Information Extraction
23 Nov 2019What comes to your mind when you think about data? Numbers? Fancy graphs? Nicely organized Excel tables and spreadsheets? The first thing that appears in my head is a messy table with lots of missing values and unstructured texts. The big data that media and people are talking about mostly refers to unstructured data; Approximately, 75-85% of data is unstructured, primarily text.1 Although the figures may have variations, the takeaway here is that most of what we call “the big data” is a raw material; we have to mine and extract it to make it useful.
Unstructured Data
We see unstructured data everyday. Our emails, text messages, comments, audio files, video, etc. Although there are useful information in those data, it is difficult to process or gain insights from them. This is because they are ambiguous and have different contexts. Unlike structured data which has metadata like pre-defined fields (columns), unstructured data doesn’t have a fixed format or “description data of the data”. This makes the data searchable for machines and put them into algorithms or models.
Let’s look at the example below:
The unstructured data is just a plain text. We can read it and process the information in our head. There are 4 people described in this text and this contains information about their age, id and pursuing degree. However, we cannot search through this data using our computers. Computer needs index and column to retrieve search results. If we want to search for Robert’s age, we just have to run SQL queries to fetch his name like this SELECT Age FROM TABLE_NAME WHERE Name="Robert;"

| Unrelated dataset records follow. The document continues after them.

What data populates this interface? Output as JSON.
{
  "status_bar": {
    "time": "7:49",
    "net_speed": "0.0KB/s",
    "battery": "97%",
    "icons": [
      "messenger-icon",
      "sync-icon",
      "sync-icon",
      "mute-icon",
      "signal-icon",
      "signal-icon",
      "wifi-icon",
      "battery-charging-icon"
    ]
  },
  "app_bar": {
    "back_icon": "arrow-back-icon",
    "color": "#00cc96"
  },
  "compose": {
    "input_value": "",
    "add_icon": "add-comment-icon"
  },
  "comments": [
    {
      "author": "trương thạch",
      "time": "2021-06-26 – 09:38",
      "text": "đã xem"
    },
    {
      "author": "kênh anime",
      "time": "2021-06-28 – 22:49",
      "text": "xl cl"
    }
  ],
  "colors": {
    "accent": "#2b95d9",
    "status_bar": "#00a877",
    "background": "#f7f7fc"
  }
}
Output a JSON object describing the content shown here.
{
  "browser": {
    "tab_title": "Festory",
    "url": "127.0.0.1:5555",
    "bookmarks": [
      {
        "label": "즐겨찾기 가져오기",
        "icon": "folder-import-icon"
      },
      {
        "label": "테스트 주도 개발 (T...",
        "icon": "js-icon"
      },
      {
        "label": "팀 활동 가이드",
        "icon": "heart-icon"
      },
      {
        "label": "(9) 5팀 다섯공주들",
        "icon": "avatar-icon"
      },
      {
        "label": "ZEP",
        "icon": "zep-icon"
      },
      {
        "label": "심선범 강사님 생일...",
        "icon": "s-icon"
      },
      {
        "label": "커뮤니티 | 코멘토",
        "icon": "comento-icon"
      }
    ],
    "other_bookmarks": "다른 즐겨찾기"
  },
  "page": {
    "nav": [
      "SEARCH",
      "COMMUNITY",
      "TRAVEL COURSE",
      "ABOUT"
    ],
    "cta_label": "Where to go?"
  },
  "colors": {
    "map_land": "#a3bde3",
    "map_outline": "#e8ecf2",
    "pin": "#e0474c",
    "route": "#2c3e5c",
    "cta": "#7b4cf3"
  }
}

This is what makes unstructured data and structured data different. In short, we have to extract information from the unstructured data and convert it to structured data.
This is the field in Natural Language Process, Information extraction.
Information Extraction
Information Extraction (IE) refers to the process of automatically retrieving structured information from unstructured data. It can be regarded as a pre-requisite step for analyzing unstructured data. This term is distinct from Information Retrieval (IR), which is more relevant to the “querying” or “searching” documents based on some set of keywords.

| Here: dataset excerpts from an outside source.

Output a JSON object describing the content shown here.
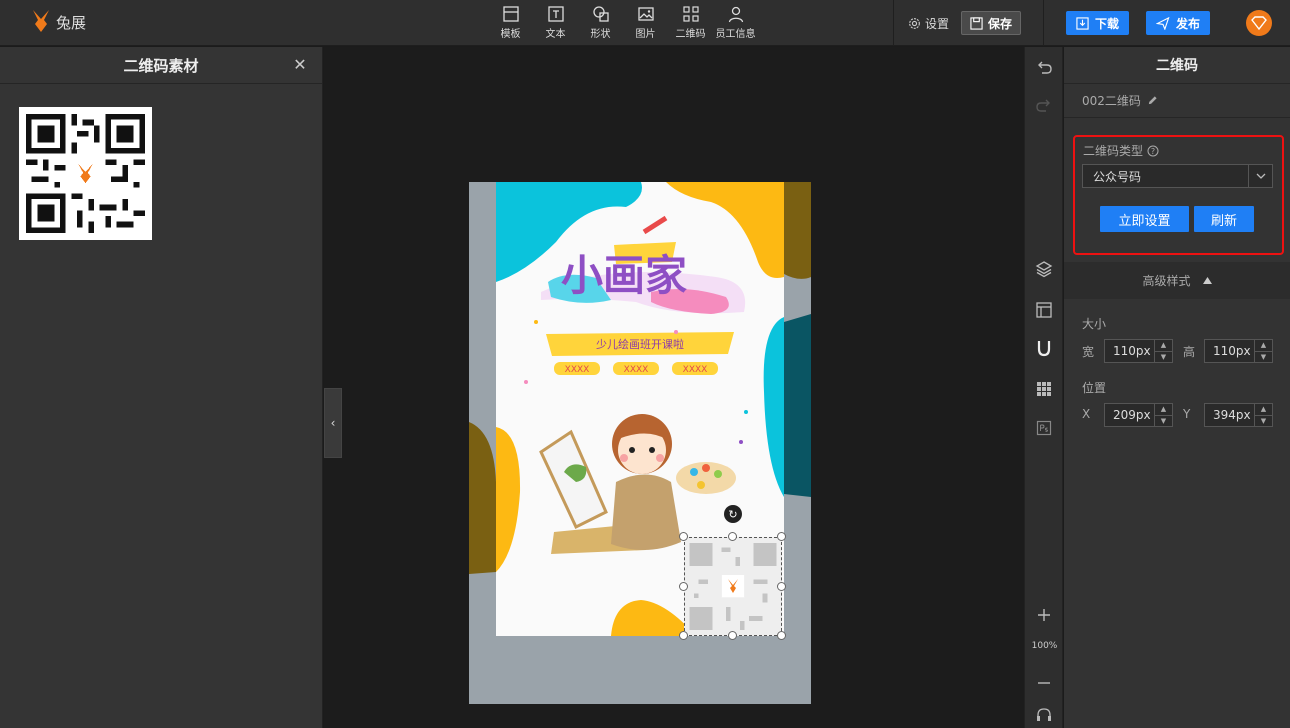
{
  "app": {
    "logo_text": "兔展"
  },
  "toolbar": {
    "tools": [
      {
        "label": "模板",
        "icon": "template-icon"
      },
      {
        "label": "文本",
        "icon": "text-icon"
      },
      {
        "label": "形状",
        "icon": "shape-icon"
      },
      {
        "label": "图片",
        "icon": "image-icon"
      },
      {
        "label": "二维码",
        "icon": "qrcode-icon"
      },
      {
        "label": "员工信息",
        "icon": "user-icon"
      }
    ],
    "settings_label": "设置",
    "save_label": "保存",
    "download_label": "下载",
    "publish_label": "发布"
  },
  "left_panel": {
    "title": "二维码素材"
  },
  "poster": {
    "title": "小画家",
    "subtitle": "少儿绘画班开课啦",
    "tags": [
      "XXXX",
      "XXXX",
      "XXXX"
    ]
  },
  "canvas": {
    "zoom": "100%"
  },
  "right_panel": {
    "title": "二维码",
    "element_name": "002二维码",
    "qr_type_label": "二维码类型",
    "qr_type_value": "公众号码",
    "set_now_label": "立即设置",
    "refresh_label": "刷新",
    "advanced_label": "高级样式",
    "size_label": "大小",
    "width_label": "宽",
    "width_value": "110px",
    "height_label": "高",
    "height_value": "110px",
    "position_label": "位置",
    "x_label": "X",
    "x_value": "209px",
    "y_label": "Y",
    "y_value": "394px"
  },
  "colors": {
    "accent": "#1f7ff5",
    "highlight": "#e11111",
    "brand": "#f07a1a"
  }
}
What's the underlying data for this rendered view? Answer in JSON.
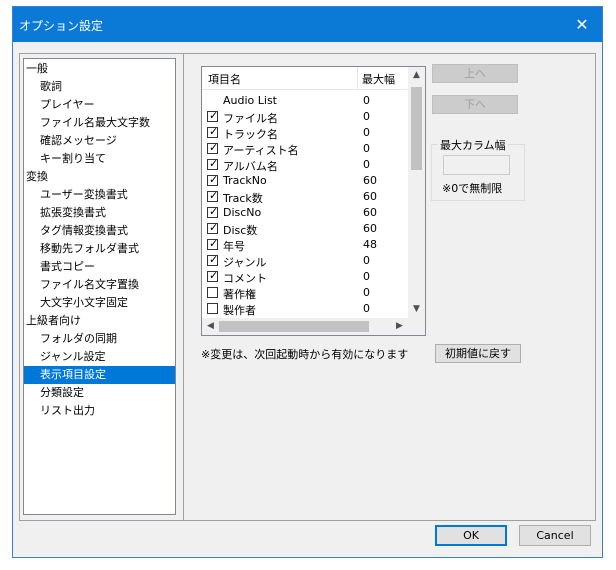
{
  "window": {
    "title": "オプション設定",
    "close_glyph": "✕"
  },
  "tree": [
    {
      "label": "一般",
      "level": 0
    },
    {
      "label": "歌詞",
      "level": 1
    },
    {
      "label": "プレイヤー",
      "level": 1
    },
    {
      "label": "ファイル名最大文字数",
      "level": 1
    },
    {
      "label": "確認メッセージ",
      "level": 1
    },
    {
      "label": "キー割り当て",
      "level": 1
    },
    {
      "label": "変換",
      "level": 0
    },
    {
      "label": "ユーザー変換書式",
      "level": 1
    },
    {
      "label": "拡張変換書式",
      "level": 1
    },
    {
      "label": "タグ情報変換書式",
      "level": 1
    },
    {
      "label": "移動先フォルダ書式",
      "level": 1
    },
    {
      "label": "書式コピー",
      "level": 1
    },
    {
      "label": "ファイル名文字置換",
      "level": 1
    },
    {
      "label": "大文字小文字固定",
      "level": 1
    },
    {
      "label": "上級者向け",
      "level": 0
    },
    {
      "label": "フォルダの同期",
      "level": 1
    },
    {
      "label": "ジャンル設定",
      "level": 1
    },
    {
      "label": "表示項目設定",
      "level": 1,
      "selected": true
    },
    {
      "label": "分類設定",
      "level": 1
    },
    {
      "label": "リスト出力",
      "level": 1
    }
  ],
  "list": {
    "headers": {
      "name": "項目名",
      "width": "最大幅"
    },
    "rows": [
      {
        "name": "Audio List",
        "width": "0",
        "checkbox": false
      },
      {
        "name": "ファイル名",
        "width": "0",
        "checkbox": true,
        "checked": true
      },
      {
        "name": "トラック名",
        "width": "0",
        "checkbox": true,
        "checked": true
      },
      {
        "name": "アーティスト名",
        "width": "0",
        "checkbox": true,
        "checked": true
      },
      {
        "name": "アルバム名",
        "width": "0",
        "checkbox": true,
        "checked": true
      },
      {
        "name": "TrackNo",
        "width": "60",
        "checkbox": true,
        "checked": true
      },
      {
        "name": "Track数",
        "width": "60",
        "checkbox": true,
        "checked": true
      },
      {
        "name": "DiscNo",
        "width": "60",
        "checkbox": true,
        "checked": true
      },
      {
        "name": "Disc数",
        "width": "60",
        "checkbox": true,
        "checked": true
      },
      {
        "name": "年号",
        "width": "48",
        "checkbox": true,
        "checked": true
      },
      {
        "name": "ジャンル",
        "width": "0",
        "checkbox": true,
        "checked": true
      },
      {
        "name": "コメント",
        "width": "0",
        "checkbox": true,
        "checked": true
      },
      {
        "name": "著作権",
        "width": "0",
        "checkbox": true,
        "checked": false
      },
      {
        "name": "製作者",
        "width": "0",
        "checkbox": true,
        "checked": false
      }
    ]
  },
  "buttons": {
    "up": "上へ",
    "down": "下へ",
    "reset": "初期値に戻す",
    "ok": "OK",
    "cancel": "Cancel"
  },
  "max_column_width": {
    "title": "最大カラム幅",
    "value": "",
    "hint": "※0で無制限"
  },
  "note": "※変更は、次回起動時から有効になります",
  "icons": {
    "check": "✓",
    "scroll_up": "▲",
    "scroll_down": "▼",
    "scroll_left": "◀",
    "scroll_right": "▶"
  }
}
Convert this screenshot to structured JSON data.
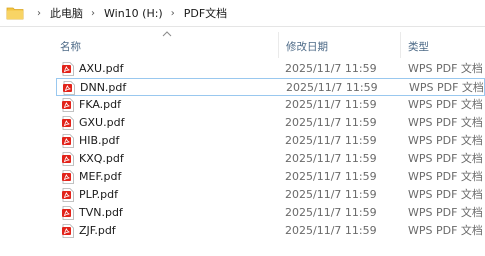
{
  "breadcrumb": {
    "items": [
      "此电脑",
      "Win10 (H:)",
      "PDF文档"
    ],
    "separator": "›"
  },
  "columns": {
    "name": "名称",
    "date": "修改日期",
    "type": "类型"
  },
  "files": [
    {
      "name": "AXU.pdf",
      "date": "2025/11/7 11:59",
      "type": "WPS PDF 文档"
    },
    {
      "name": "DNN.pdf",
      "date": "2025/11/7 11:59",
      "type": "WPS PDF 文档"
    },
    {
      "name": "FKA.pdf",
      "date": "2025/11/7 11:59",
      "type": "WPS PDF 文档"
    },
    {
      "name": "GXU.pdf",
      "date": "2025/11/7 11:59",
      "type": "WPS PDF 文档"
    },
    {
      "name": "HIB.pdf",
      "date": "2025/11/7 11:59",
      "type": "WPS PDF 文档"
    },
    {
      "name": "KXQ.pdf",
      "date": "2025/11/7 11:59",
      "type": "WPS PDF 文档"
    },
    {
      "name": "MEF.pdf",
      "date": "2025/11/7 11:59",
      "type": "WPS PDF 文档"
    },
    {
      "name": "PLP.pdf",
      "date": "2025/11/7 11:59",
      "type": "WPS PDF 文档"
    },
    {
      "name": "TVN.pdf",
      "date": "2025/11/7 11:59",
      "type": "WPS PDF 文档"
    },
    {
      "name": "ZJF.pdf",
      "date": "2025/11/7 11:59",
      "type": "WPS PDF 文档"
    }
  ],
  "focused_file": "DNN.pdf",
  "colors": {
    "pdf_icon": "#e2231a",
    "folder": "#f4c542",
    "header_text": "#4d6a87",
    "focus_border": "#99c8ef"
  }
}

General Architecture, Process, Subtasks of Information Extraction
Information Extraction includes following subtasks according to its nature of problem:
-
Named Entity Recognition (NER)
Recognizing known entity names such as people, places, numerical expression. The task focuses on identifying the entity and extracting it. For example, “Jake lives in Canada” can be processed into extracting “Jake” as a person and “Canada” as a location.
-
Named Entity Linking (NEL);Named Entity Disambiguation (NED)
Named Entity Linking is getting entities from NER and matching it to the knowledge that you already have in the database. It is a task of finding what the entity actually means in terms of the context. For example, from the sentence “Tom is one of the best actors in history. He showed excellent performance on Mission Impossible series”, NER system will recognize Tom as a person. However, it doesn’t know whether this is Tom Cruise or Tom Hanks. Named Entity Linking will retrieve knowledge from the existing database to find answer to this problem using the context.
-
Temporal Information Extraction (Event Extraction)

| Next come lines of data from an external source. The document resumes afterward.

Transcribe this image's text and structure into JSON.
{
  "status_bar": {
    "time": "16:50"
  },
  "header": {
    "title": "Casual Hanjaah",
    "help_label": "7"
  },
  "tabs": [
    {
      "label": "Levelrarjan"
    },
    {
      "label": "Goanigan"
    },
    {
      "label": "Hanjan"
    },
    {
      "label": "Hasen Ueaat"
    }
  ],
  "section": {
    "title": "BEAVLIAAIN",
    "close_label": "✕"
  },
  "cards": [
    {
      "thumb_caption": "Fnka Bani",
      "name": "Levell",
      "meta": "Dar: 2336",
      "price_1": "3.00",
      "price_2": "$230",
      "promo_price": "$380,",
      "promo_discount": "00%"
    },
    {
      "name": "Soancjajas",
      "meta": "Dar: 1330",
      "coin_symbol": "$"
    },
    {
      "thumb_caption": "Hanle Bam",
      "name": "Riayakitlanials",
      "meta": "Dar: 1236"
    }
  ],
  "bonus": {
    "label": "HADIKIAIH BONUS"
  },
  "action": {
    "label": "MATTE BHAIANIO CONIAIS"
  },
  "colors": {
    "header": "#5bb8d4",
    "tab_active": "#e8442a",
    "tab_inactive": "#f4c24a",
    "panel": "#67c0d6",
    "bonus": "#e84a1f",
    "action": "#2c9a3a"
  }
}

The purpose of Temporal Information Extraction is to identify events. Detecting certain frequency, dates, recognizing who is involved and what is happening. For example from the sentence, “Yesterday Jake hurt his leg so he won’t play soccer tomorrow “, Yesterday and tomorrow is the temporal information and we can structure our data by putting these information into date and matching description according to the date: Yesterday : hurt his leg , tomorrow : won’t play soccer.
-
Relation Extraction (RE)
This task is pretty much self-explanatory; it is about figuring out relationship between entities. For example, from the sentence, “Jake studies in UBC” information such as PERSON studies in LOCATION can be extracted.
-
Coreference Resolution (CR)
This is a task specifically for detecting entities called in different names. For example, “Microsoft” and “MS” refers to the same entity but in different ways. CR tries to find all expression that respective entities have.
Methodologies/Approaches
Also, there are several types of approaches and methodologies to Information Extraction2:
- Rule Learning based Extraction Method
- Classification based Extraction Method
- Sequential Labeling based Extraction Method
- Non-linear CRF (Conditional Random Fields) based Extraction Method
(I will discuss each approaches on individual posts)
References & Citations:
1 http://breakthroughanalysis.com/2008/08/01/unstructured-data-and-the-80-percent-rule/
2 Tang, Jie, et al. “Information extraction: Methodologies and applications.” Emerging Technologies of Text Mining: Techniques and Applications. IGI Global, 2008. 1-33.